A major current emphasis involves new methods to generate hydrogen for fuel cells, for both portable applications such as notebook computers and mobile phones, and vehicle transportation. For portable applications, combustion of novel chemical mixtures is used to obtain high hydrogen yield and safe solid reaction products. Other current energy-related directions involve feasibility studies for underground coal gasification in the state of Indiana, catalytic conversion of glycerol (byproduct of biodiesel production) to valuable chemicals, and development of new catalysts for oxidative coupling of methane to ethylene and higher hydrocarbons. A universal method for crude glycerol purification from different feedstock in biodiesel production has also been developed recently.
Another recent direction is carbon sequestration, which involves capture and storage of CO2. Specifically, we are developing new oxygen carriers for chemical looping combustion, a new technology with inherent separation of CO2 in power plants using fossil fuels, either natural gas or gas from coal and/or biomass gasifiers.
A major emphasis in recent years has been combustion synthesis, a process for the production of advanced materials. We have focused on understanding the mechanisms involved in the synthesis and structure formation of materials such as ceramics, intermetallics and composites. This understanding can be used to control the microstructure, and hence the properties, of advanced materials such as nanoscale oxide powders for adsorption and catalysis, intermetallic-ceramic composites for aerospace applications and alloys for orthopedic implants.

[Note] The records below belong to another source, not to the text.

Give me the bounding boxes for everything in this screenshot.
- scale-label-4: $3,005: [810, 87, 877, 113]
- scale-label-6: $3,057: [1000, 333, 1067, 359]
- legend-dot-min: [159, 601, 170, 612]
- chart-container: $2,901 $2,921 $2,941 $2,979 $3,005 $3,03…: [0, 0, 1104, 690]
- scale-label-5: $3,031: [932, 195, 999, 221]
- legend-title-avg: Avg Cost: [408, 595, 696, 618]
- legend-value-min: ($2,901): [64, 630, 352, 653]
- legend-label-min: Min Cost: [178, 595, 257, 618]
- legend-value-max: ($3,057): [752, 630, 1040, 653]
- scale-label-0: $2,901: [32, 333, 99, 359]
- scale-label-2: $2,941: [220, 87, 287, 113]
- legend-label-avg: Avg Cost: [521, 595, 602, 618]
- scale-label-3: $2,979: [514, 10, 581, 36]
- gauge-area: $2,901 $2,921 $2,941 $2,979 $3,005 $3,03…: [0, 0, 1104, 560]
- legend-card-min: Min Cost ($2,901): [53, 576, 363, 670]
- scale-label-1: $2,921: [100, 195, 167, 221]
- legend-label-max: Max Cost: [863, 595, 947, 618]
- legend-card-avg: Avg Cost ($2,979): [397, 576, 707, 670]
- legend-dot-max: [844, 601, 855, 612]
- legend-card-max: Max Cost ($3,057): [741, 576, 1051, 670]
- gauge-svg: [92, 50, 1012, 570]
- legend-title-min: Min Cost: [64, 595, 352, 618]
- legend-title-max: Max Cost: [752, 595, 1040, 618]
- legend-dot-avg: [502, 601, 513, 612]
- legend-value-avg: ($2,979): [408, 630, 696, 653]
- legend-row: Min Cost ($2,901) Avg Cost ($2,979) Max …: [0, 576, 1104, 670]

Our current efforts in this area are focused on developing solution combustion synthesis, a one-step method for the preparation of nanostructured complex metal oxides with tailored composition, phase, oxidation state, and surface areas by variation of tunable synthesis parameters, for a variety of catalytic and other applications.
Other recent investigations in chemical and catalytic reaction engineering have included novel synthesis of metal-composite and ceramic membranes, inorganic membrane reactors, and multiphase reactors. Current research projects in multiphase reactors include two directions: hydrodynamics studies of trickle-bed reactors with a particle size distribution of catalyst support which has a significant effect on reactor performance, makes reactor modeling difficult and leads to failure of scale-up; and experimental hydrogenation studies for pharmaceutical applications.